Rick Riordan, Percy Jackson & the Olympians, 2005-2009, Children’s Fantasy Book Series

Laocoön and His Sons, c. 30-40 BCE, attributed to Agesander, Athenodoros, and Polydorus, marble
Percy Jackson was one of my favourites as a child, and it was what first got me interested in Greco-Roman mythology. I remember sitting in my public library scouring books charting the lineage of gods and goddesses, becoming immersed in the lore behind the characters found in a popular children’s book.
I have fond memories reading these books as a little kid, and it was a great way for a child to get into the mythology without necessarily hearing the full lore, for all its violence, cruelty, incestuous and sexual misconduct, shall we say…
Nevertheless, I unknowingly equipped myself with knowledge that would later become extremely useful in my studies, Classical mythological references being pervasive throughout Renaissance literature and more.
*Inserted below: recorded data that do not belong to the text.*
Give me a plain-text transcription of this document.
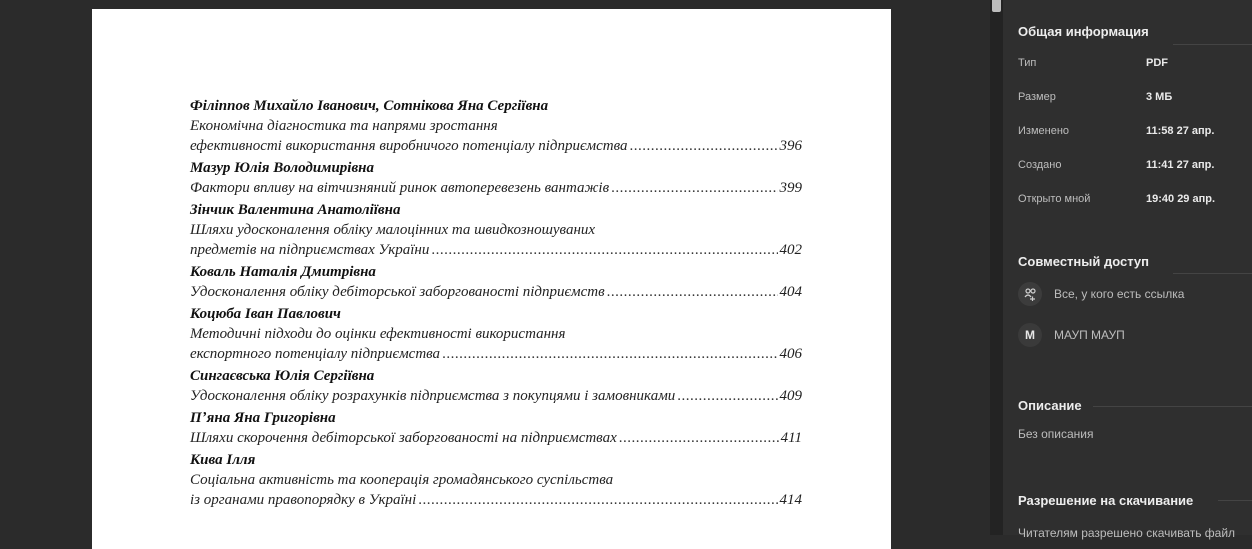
Філіппов Михайло Іванович, Сотнікова Яна Сергіївна
Економічна діагностика та напрями зростання
ефективності використання виробничого потенціалу підприємства .....	396
Мазур Юлія Володимирівна
Фактори впливу на вітчизняний ринок автоперевезень вантажів .....	399
Зінчик Валентина Анатоліївна
Шляхи удосконалення обліку малоцінних та швидкозношуваних
предметів на підприємствах України .....	402
Коваль Наталія Дмитрівна
Удосконалення обліку дебіторської заборгованості підприємств .....	404
Коцюба Іван Павлович
Методичні підходи до оцінки ефективності використання
експортного потенціалу підприємства .....	406
Сингаєвська Юлія Сергіївна
Удосконалення обліку розрахунків підприємства з покупцями і замовниками .....	409
Пʼяна Яна Григорівна
Шляхи скорочення дебіторської заборгованості на підприємствах .....	411
Кива Ілля
Соціальна активність та кооперація громадянського суспільства
із органами правопорядку в Україні .....	414
Общая информация
Тип	PDF
Размер	3 МБ
Изменено	11:58 27 апр.
Создано	11:41 27 апр.
Открыто мной	19:40 29 апр.
Совместный доступ
Все, у кого есть ссылка
M	МАУП МАУП
Описание
Без описания
Разрешение на скачивание
Читателям разрешено скачивать файл
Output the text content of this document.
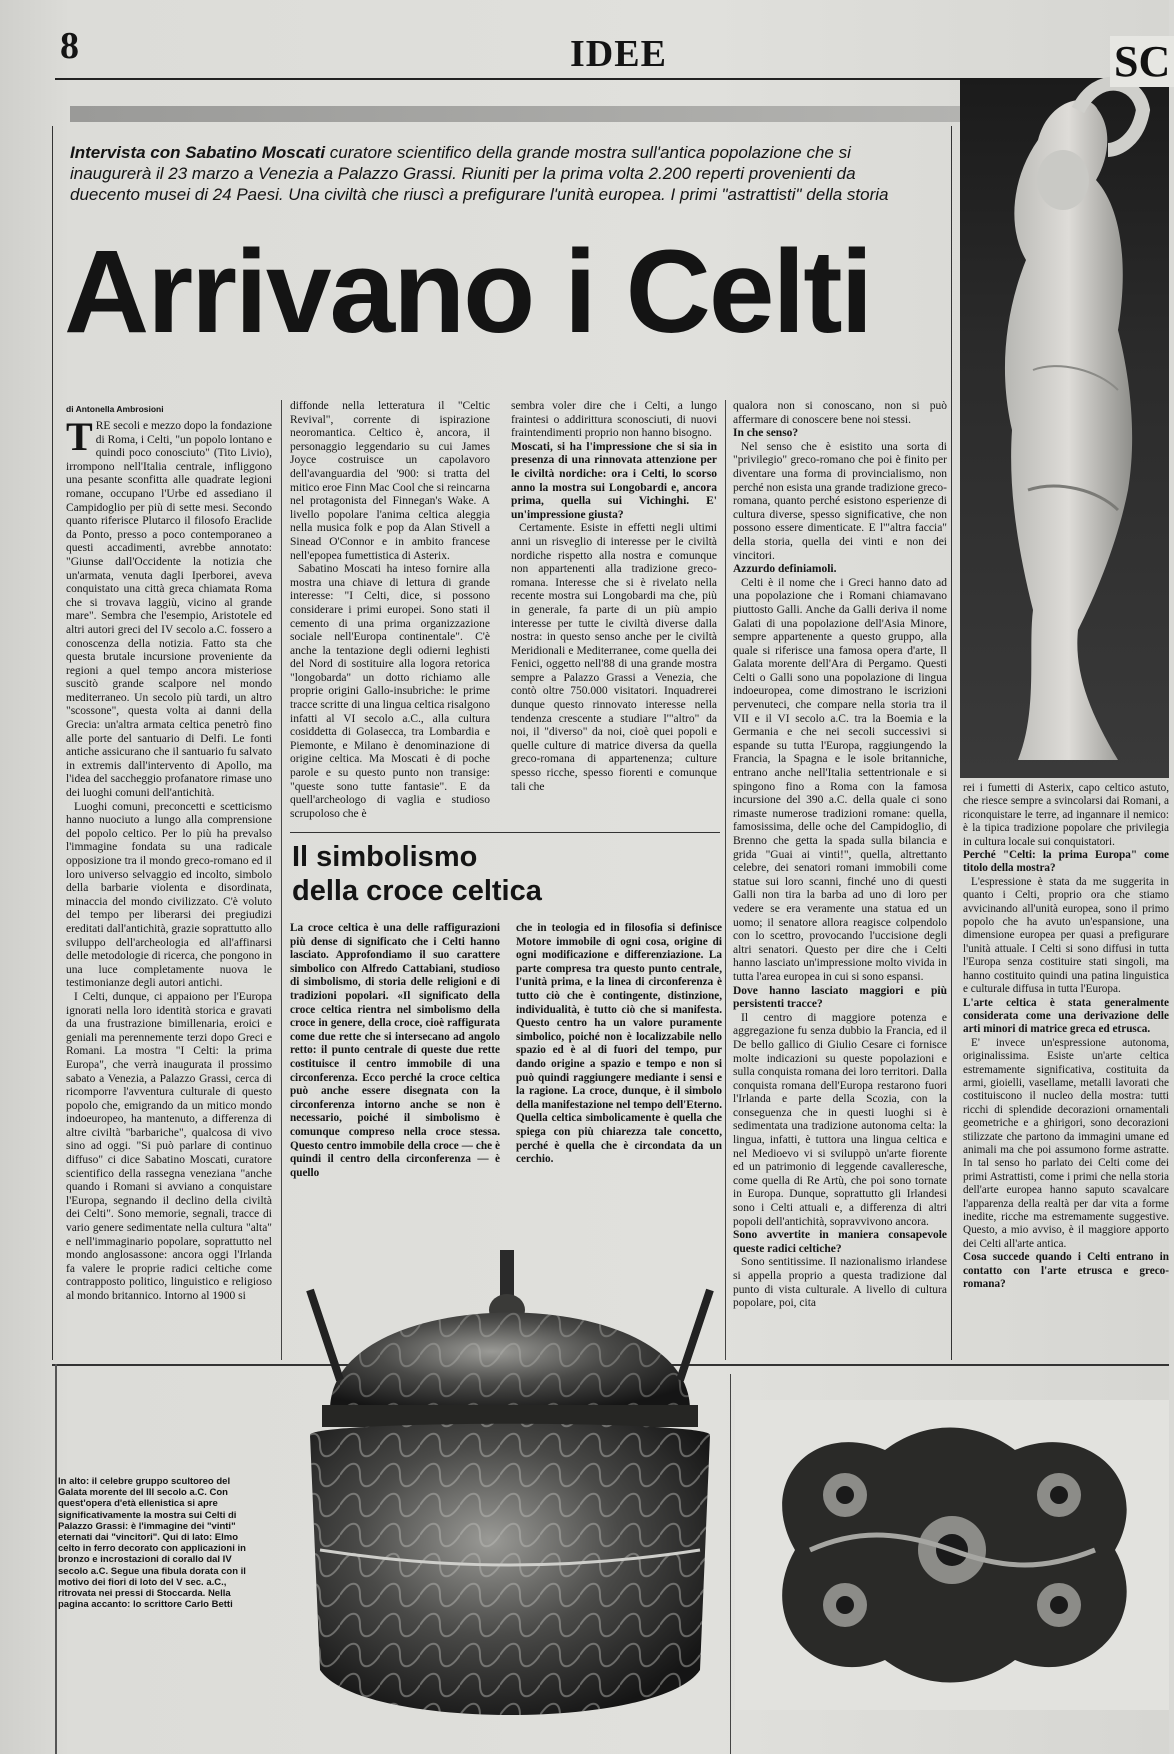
8	IDEE	SC
Intervista con Sabatino Moscati curatore scientifico della grande mostra sull'antica popolazione che si inaugurerà il 23 marzo a Venezia a Palazzo Grassi. Riuniti per la prima volta 2.200 reperti provenienti da duecento musei di 24 Paesi. Una civiltà che riuscì a prefigurare l'unità europea. I primi "astrattisti" della storia
Arrivano i Celti
di Antonella Ambrosioni

TRE secoli e mezzo dopo la fondazione di Roma, i Celti, "un popolo lontano e quindi poco conosciuto" (Tito Livio), irrompono nell'Italia centrale, infliggono una pesante sconfitta alle quadrate legioni romane, occupano l'Urbe ed assediano il Campidoglio per più di sette mesi. Secondo quanto riferisce Plutarco il filosofo Eraclide da Ponto, presso a poco contemporaneo a questi accadimenti, avrebbe annotato: "Giunse dall'Occidente la notizia che un'armata, venuta dagli Iperborei, aveva conquistato una città greca chiamata Roma che si trovava laggiù, vicino al grande mare". Sembra che l'esempio, Aristotele ed altri autori greci del IV secolo a.C. fossero a conoscenza della notizia. Fatto sta che questa brutale incursione proveniente da regioni a quel tempo ancora misteriose suscitò grande scalpore nel mondo mediterraneo. Un secolo più tardi, un altro "scossone", questa volta ai danni della Grecia: un'altra armata celtica penetrò fino alle porte del santuario di Delfi. Le fonti antiche assicurano che il santuario fu salvato in extremis dall'intervento di Apollo, ma l'idea del saccheggio profanatore rimase uno dei luoghi comuni dell'antichità.

Luoghi comuni, preconcetti e scetticismo hanno nuociuto a lungo alla comprensione del popolo celtico. Per lo più ha prevalso l'immagine fondata su una radicale opposizione tra il mondo greco-romano ed il loro universo selvaggio ed incolto, simbolo della barbarie violenta e disordinata, minaccia del mondo civilizzato. C'è voluto del tempo per liberarsi dei pregiudizi ereditati dall'antichità, grazie soprattutto allo sviluppo dell'archeologia ed all'affinarsi delle metodologie di ricerca, che pongono in una luce completamente nuova le testimonianze degli autori antichi.

I Celti, dunque, ci appaiono per l'Europa ignorati nella loro identità storica e gravati da una frustrazione bimillenaria, eroici e geniali ma perennemente terzi dopo Greci e Romani. La mostra "I Celti: la prima Europa", che verrà inaugurata il prossimo sabato a Venezia, a Palazzo Grassi, cerca di ricomporre l'avventura culturale di questo popolo che, emigrando da un mitico mondo indoeuropeo, ha mantenuto, a differenza di altre civiltà "barbariche", qualcosa di vivo sino ad oggi. "Si può parlare di continuo diffuso" ci dice Sabatino Moscati, curatore scientifico della rassegna veneziana "anche quando i Romani si avviano a conquistare l'Europa, segnando il declino della civiltà dei Celti". Sono memorie, segnali, tracce di vario genere sedimentate nella cultura "alta" e nell'immaginario popolare, soprattutto nel mondo anglosassone: ancora oggi l'Irlanda fa valere le proprie radici celtiche come contrapposto politico, linguistico e religioso al mondo britannico. Intorno al 1900 si

diffonde nella letteratura il "Celtic Revival", corrente di ispirazione neoromantica. Celtico è, ancora, il personaggio leggendario su cui James Joyce costruisce un capolavoro dell'avanguardia del '900: si tratta del mitico eroe Finn Mac Cool che si reincarna nel protagonista del Finnegan's Wake. A livello popolare l'anima celtica aleggia nella musica folk e pop da Alan Stivell a Sinead O'Connor e in ambito francese nell'epopea fumettistica di Asterix.

Sabatino Moscati ha inteso fornire alla mostra una chiave di lettura di grande interesse: "I Celti, dice, si possono considerare i primi europei. Sono stati il cemento di una prima organizzazione sociale nell'Europa continentale". C'è anche la tentazione degli odierni leghisti del Nord di sostituire alla logora retorica "longobarda" un dotto richiamo alle proprie origini Gallo-insubriche: le prime tracce scritte di una lingua celtica risalgono infatti al VI secolo a.C., alla cultura cosiddetta di Golasecca, tra Lombardia e Piemonte, e Milano è denominazione di origine celtica. Ma Moscati è di poche parole e su questo punto non transige: "queste sono tutte fantasie". E da quell'archeologo di vaglia e studioso scrupoloso che è

sembra voler dire che i Celti, a lungo fraintesi o addirittura sconosciuti, di nuovi fraintendimenti proprio non hanno bisogno.

Moscati, si ha l'impressione che si sia in presenza di una rinnovata attenzione per le civiltà nordiche: ora i Celti, lo scorso anno la mostra sui Longobardi e, ancora prima, quella sui Vichinghi. E' un'impressione giusta?

Certamente. Esiste in effetti negli ultimi anni un risveglio di interesse per le civiltà nordiche rispetto alla nostra e comunque non appartenenti alla tradizione greco-romana. Interesse che si è rivelato nella recente mostra sui Longobardi ma che, più in generale, fa parte di un più ampio interesse per tutte le civiltà diverse dalla nostra: in questo senso anche per le civiltà Meridionali e Mediterranee, come quella dei Fenici, oggetto nell'88 di una grande mostra sempre a Palazzo Grassi a Venezia, che contò oltre 750.000 visitatori. Inquadrerei dunque questo rinnovato interesse nella tendenza crescente a studiare l'"altro" da noi, il "diverso" da noi, cioè quei popoli e quelle culture di matrice diversa da quella greco-romana di appartenenza; culture spesso ricche, spesso fiorenti e comunque tali che

qualora non si conoscano, non si può affermare di conoscere bene noi stessi.

In che senso?

Nel senso che è esistito una sorta di "privilegio" greco-romano che poi è finito per diventare una forma di provincialismo, non perché non esista una grande tradizione greco-romana, quanto perché esistono esperienze di cultura diverse, spesso significative, che non possono essere dimenticate. E l'"altra faccia" della storia, quella dei vinti e non dei vincitori.

Azzurdo definiamoli.

Celti è il nome che i Greci hanno dato ad una popolazione che i Romani chiamavano piuttosto Galli. Anche da Galli deriva il nome Galati di una popolazione dell'Asia Minore, sempre appartenente a questo gruppo, alla quale si riferisce una famosa opera d'arte, Il Galata morente dell'Ara di Pergamo. Questi Celti o Galli sono una popolazione di lingua indoeuropea, come dimostrano le iscrizioni pervenuteci, che compare nella storia tra il VII e il VI secolo a.C. tra la Boemia e la Germania e che nei secoli successivi si espande su tutta l'Europa, raggiungendo la Francia, la Spagna e le isole britanniche, entrano anche nell'Italia settentrionale e si spingono fino a Roma con la famosa incursione del 390 a.C. della quale ci sono rimaste numerose tradizioni romane: quella, famosissima, delle oche del Campidoglio, di Brenno che getta la spada sulla bilancia e grida "Guai ai vinti!", quella, altrettanto celebre, dei senatori romani immobili come statue sui loro scanni, finché uno di questi Galli non tira la barba ad uno di loro per vedere se era veramente una statua ed un uomo; il senatore allora reagisce colpendolo con lo scettro, provocando l'uccisione degli altri senatori. Questo per dire che i Celti hanno lasciato un'impressione molto vivida in tutta l'area europea in cui si sono espansi.

Dove hanno lasciato maggiori e più persistenti tracce?

Il centro di maggiore potenza e aggregazione fu senza dubbio la Francia, ed il De bello gallico di Giulio Cesare ci fornisce molte indicazioni su queste popolazioni e sulla conquista romana dei loro territori. Dalla conquista romana dell'Europa restarono fuori l'Irlanda e parte della Scozia, con la conseguenza che in questi luoghi si è sedimentata una tradizione autonoma celta: la lingua, infatti, è tuttora una lingua celtica e nel Medioevo vi si sviluppò un'arte fiorente ed un patrimonio di leggende cavalleresche, come quella di Re Artù, che poi sono tornate in Europa. Dunque, soprattutto gli Irlandesi sono i Celti attuali e, a differenza di altri popoli dell'antichità, sopravvivono ancora.

Sono avvertite in maniera consapevole queste radici celtiche?

Sono sentitissime. Il nazionalismo irlandese si appella proprio a questa tradizione dal punto di vista culturale. A livello di cultura popolare, poi, cita

Il simbolismo
della croce celtica

La croce celtica è una delle raffigurazioni più dense di significato che i Celti hanno lasciato. Approfondiamo il suo carattere simbolico con Alfredo Cattabiani, studioso di simbolismo, di storia delle religioni e di tradizioni popolari. «Il significato della croce celtica rientra nel simbolismo della croce in genere, della croce, cioè raffigurata come due rette che si intersecano ad angolo retto: il punto centrale di queste due rette costituisce il centro immobile di una circonferenza. Ecco perché la croce celtica può anche essere disegnata con la circonferenza intorno anche se non è necessario, poiché il simbolismo è comunque compreso nella croce stessa. Questo centro immobile della croce — che è quindi il centro della circonferenza — è quello

che in teologia ed in filosofia si definisce Motore immobile di ogni cosa, origine di ogni modificazione e differenziazione. La parte compresa tra questo punto centrale, l'unità prima, e la linea di circonferenza è tutto ciò che è contingente, distinzione, individualità, è tutto ciò che si manifesta. Questo centro ha un valore puramente simbolico, poiché non è localizzabile nello spazio ed è al di fuori del tempo, pur dando origine a spazio e tempo e non si può quindi raggiungere mediante i sensi e la ragione. La croce, dunque, è il simbolo della manifestazione nel tempo dell'Eterno. Quella celtica simbolicamente è quella che spiega con più chiarezza tale concetto, perché è quella che è circondata da un cerchio.

rei i fumetti di Asterix, capo celtico astuto, che riesce sempre a svincolarsi dai Romani, a riconquistare le terre, ad ingannare il nemico: è la tipica tradizione popolare che privilegia in cultura locale sui conquistatori.

Perché "Celti: la prima Europa" come titolo della mostra?

L'espressione è stata da me suggerita in quanto i Celti, proprio ora che stiamo avvicinando all'unità europea, sono il primo popolo che ha avuto un'espansione, una dimensione europea per quasi a prefigurare l'unità attuale. I Celti si sono diffusi in tutta l'Europa senza costituire stati singoli, ma hanno costituito quindi una patina linguistica e culturale diffusa in tutta l'Europa.

L'arte celtica è stata generalmente considerata come una derivazione delle arti minori di matrice greca ed etrusca.

E' invece un'espressione autonoma, originalissima. Esiste un'arte celtica estremamente significativa, costituita da armi, gioielli, vasellame, metalli lavorati che costituiscono il nucleo della mostra: tutti ricchi di splendide decorazioni ornamentali geometriche e a ghirigori, sono decorazioni stilizzate che partono da immagini umane ed animali ma che poi assumono forme astratte. In tal senso ho parlato dei Celti come dei primi Astrattisti, come i primi che nella storia dell'arte europea hanno saputo scavalcare l'apparenza della realtà per dar vita a forme inedite, ricche ma estremamente suggestive. Questo, a mio avviso, è il maggiore apporto dei Celti all'arte antica.

Cosa succede quando i Celti entrano in contatto con l'arte etrusca e greco-romana?

In alto: il celebre gruppo scultoreo del Galata morente del III secolo a.C. Con quest'opera d'età ellenistica si apre significativamente la mostra sui Celti di Palazzo Grassi: è l'immagine dei "vinti" eternati dai "vincitori". Qui di lato: Elmo celto in ferro decorato con applicazioni in bronzo e incrostazioni di corallo dal IV secolo a.C. Segue una fibula dorata con il motivo dei fiori di loto del V sec. a.C., ritrovata nei pressi di Stoccarda. Nella pagina accanto: lo scrittore Carlo Betti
Bronzino, Venus, Cupid, Folly, and Time, c. 1545, oil on wood
There are many things that I love about this painting, from the bold colors and exaggerated forms of the Mannerist period, to the extensive allegorical work at play. I find the figure in the upper-left corner entrancing—a haunting, shadowy, figure whose form confounds the eye, being so mask-like yet human. It feels as if the viewer could grasp the face, feel flesh, and then peel it away from the hairline down. The anguish in the figure immediately below is so palpable, so arresting, despite being relegated to the margins.


Into the Void…
‘Hear the loud alarum bells—
Brazen bells!
What tale of terror, now, their turbulency tells!
In the startled ear of night
How they scream out their affright!
Too much horrified to speak,
They can only shriek, shriek,
Out of tune,
In a clamorous appealing to the mercy of the fire,
In a mad expostulation with the deaf and frantic fire,
Leaping higher, higher, higher,
With a desperate desire,
And a resolute endeavor
Now—now to sit or never,
By the side of the pale-faced moon.’
Images:
Edgar Allan Poe: Wikimedia (colours adjusted)
Candle: PNGTree
Raven: Pixabay (colours adjusted)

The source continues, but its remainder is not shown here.